Altri cercano di influenzare gli altri: chi sostituisce i cartellini dei prezzi al supermercato con volantini, chi lascia sulle panchine dei giardinetti pelouche imbrattati di vernice rossa e scritte “Bucha”, o pupazzetti della Lego che tengono in mano bandierine ucraine, chi scrive e dipinge sui muri o affigge manifesti: «Sono tutti modi per rompere il silenzio, e far vedere che i dissidenti non sono una minoranza di reietti, non siamo soli»: per incrociare gli sguardi dei propri simili si possono indossare vestiti nei colori giallo-blu dell’Ucraina (che possono costare un fermo della polizia), attaccare una spilletta pacifista o ricamando sulla borsa o sulla sciarpa un “no alla guerra” in alfabeto Braille, ascoltare i DDT di Yuri Shevchuk – incriminato per aver dichiarato a un concerto che “la patria non è il culo del presidente da leccare” – oppure leggere in metropolitana una copia di “1984” di Orwell.
«La protesta non accenna a diminuire», dice Arkhipova, che monitora i casi di arresti di dissidenti, e nota come lo scontro “semiotico” spesso manda in panne la polizia: la ragazza che è stata fermata per essere scesa in piazza con un foglio bianco, per esempio, è stata rilasciata senza verbale, anche se sia lei che gli agenti sapevano benissimo cosa avrebbe dovuto esserci scritto. È uno dei motivi per cui molti graffiti e meme giocano con le parole e le citazioni, come quelle del “Lago dei cigni” – il balletto trasmesso dalla TV sovietica quando moriva un leader comunista – della tabacchiera con la sciarpa, i due oggetti utilizzati dai congiurati per uccidere, nel 1801, lo zar Paolo I. Allusioni troppo colte, che soltanto l’intellighenzia può capire?

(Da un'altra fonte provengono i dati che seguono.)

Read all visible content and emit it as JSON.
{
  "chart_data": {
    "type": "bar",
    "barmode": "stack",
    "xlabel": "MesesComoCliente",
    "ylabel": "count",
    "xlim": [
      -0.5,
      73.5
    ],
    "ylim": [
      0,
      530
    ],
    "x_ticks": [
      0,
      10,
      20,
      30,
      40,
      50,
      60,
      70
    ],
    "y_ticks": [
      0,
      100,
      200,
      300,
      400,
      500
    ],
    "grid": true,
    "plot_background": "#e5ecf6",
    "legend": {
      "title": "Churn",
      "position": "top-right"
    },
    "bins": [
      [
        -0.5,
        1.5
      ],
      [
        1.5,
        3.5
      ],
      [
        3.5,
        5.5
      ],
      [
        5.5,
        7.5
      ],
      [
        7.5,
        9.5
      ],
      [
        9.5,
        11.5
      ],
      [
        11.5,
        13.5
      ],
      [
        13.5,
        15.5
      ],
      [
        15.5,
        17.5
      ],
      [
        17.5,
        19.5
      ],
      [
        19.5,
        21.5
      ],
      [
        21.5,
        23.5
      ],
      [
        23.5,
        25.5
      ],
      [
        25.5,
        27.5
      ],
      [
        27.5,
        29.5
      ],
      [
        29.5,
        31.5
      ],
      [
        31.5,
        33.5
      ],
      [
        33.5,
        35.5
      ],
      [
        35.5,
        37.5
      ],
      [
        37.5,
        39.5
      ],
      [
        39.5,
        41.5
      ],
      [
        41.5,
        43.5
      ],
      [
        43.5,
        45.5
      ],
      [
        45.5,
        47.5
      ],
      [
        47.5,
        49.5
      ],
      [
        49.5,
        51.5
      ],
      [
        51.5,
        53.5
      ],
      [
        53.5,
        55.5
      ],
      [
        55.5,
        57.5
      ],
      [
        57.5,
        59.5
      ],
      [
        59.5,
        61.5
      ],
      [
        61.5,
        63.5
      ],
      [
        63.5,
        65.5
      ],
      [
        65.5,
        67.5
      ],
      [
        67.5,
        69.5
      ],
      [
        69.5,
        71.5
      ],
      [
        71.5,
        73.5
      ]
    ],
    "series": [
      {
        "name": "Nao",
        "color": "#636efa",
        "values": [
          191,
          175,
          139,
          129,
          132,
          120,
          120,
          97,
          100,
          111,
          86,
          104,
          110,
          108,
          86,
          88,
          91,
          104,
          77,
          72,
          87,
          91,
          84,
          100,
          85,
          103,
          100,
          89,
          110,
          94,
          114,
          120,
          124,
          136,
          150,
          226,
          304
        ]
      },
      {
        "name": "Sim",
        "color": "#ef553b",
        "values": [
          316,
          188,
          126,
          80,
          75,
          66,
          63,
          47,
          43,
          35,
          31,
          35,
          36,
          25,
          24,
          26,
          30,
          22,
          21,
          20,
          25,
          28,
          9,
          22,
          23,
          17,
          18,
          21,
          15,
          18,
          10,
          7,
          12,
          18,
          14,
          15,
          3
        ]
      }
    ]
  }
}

Non soltanto, obietta l’antropologa: «Il nostro cervello viene attratto dagli enigmi e risolverli provoca un rilascio di endorfine, ci fa provare piacere. Rispetto a un lapidario “no alla guerra”, un gioco di parole, un messaggio arguto, ha maggiori possibilità di venire notato, fotografato e diffuso nei social». La Rete è la nuova frontiera della protesta, e anche dello studio degli umori popolari. Arkhipova rileva un cambiamento visibile nel linguaggio dei sostenitori della guerra: «Se nelle prime settimane facevano propria la retorica ufficiale sui “nazisti” e il Donbass da liberare, oggi tendono più a prendere le distanze con argomenti del tipo
“Siamo gente piccola, quelli in alto sanno quello che fanno, Putin avrà le sue ragioni”. In generale, notiamo che chi protesta contro la guerra ha più follower dei sostenitori del regime». Chi sostiene Putin allora? «Gli anziani. Il regime ha scommesso tutto sui vecchi nostalgici, proponendo loro una Urss-2 che ormai viene ricostruita anche nei dettagli più assurdi. Ma nessuno nella storia è mai riuscito a vincere contro i giovani».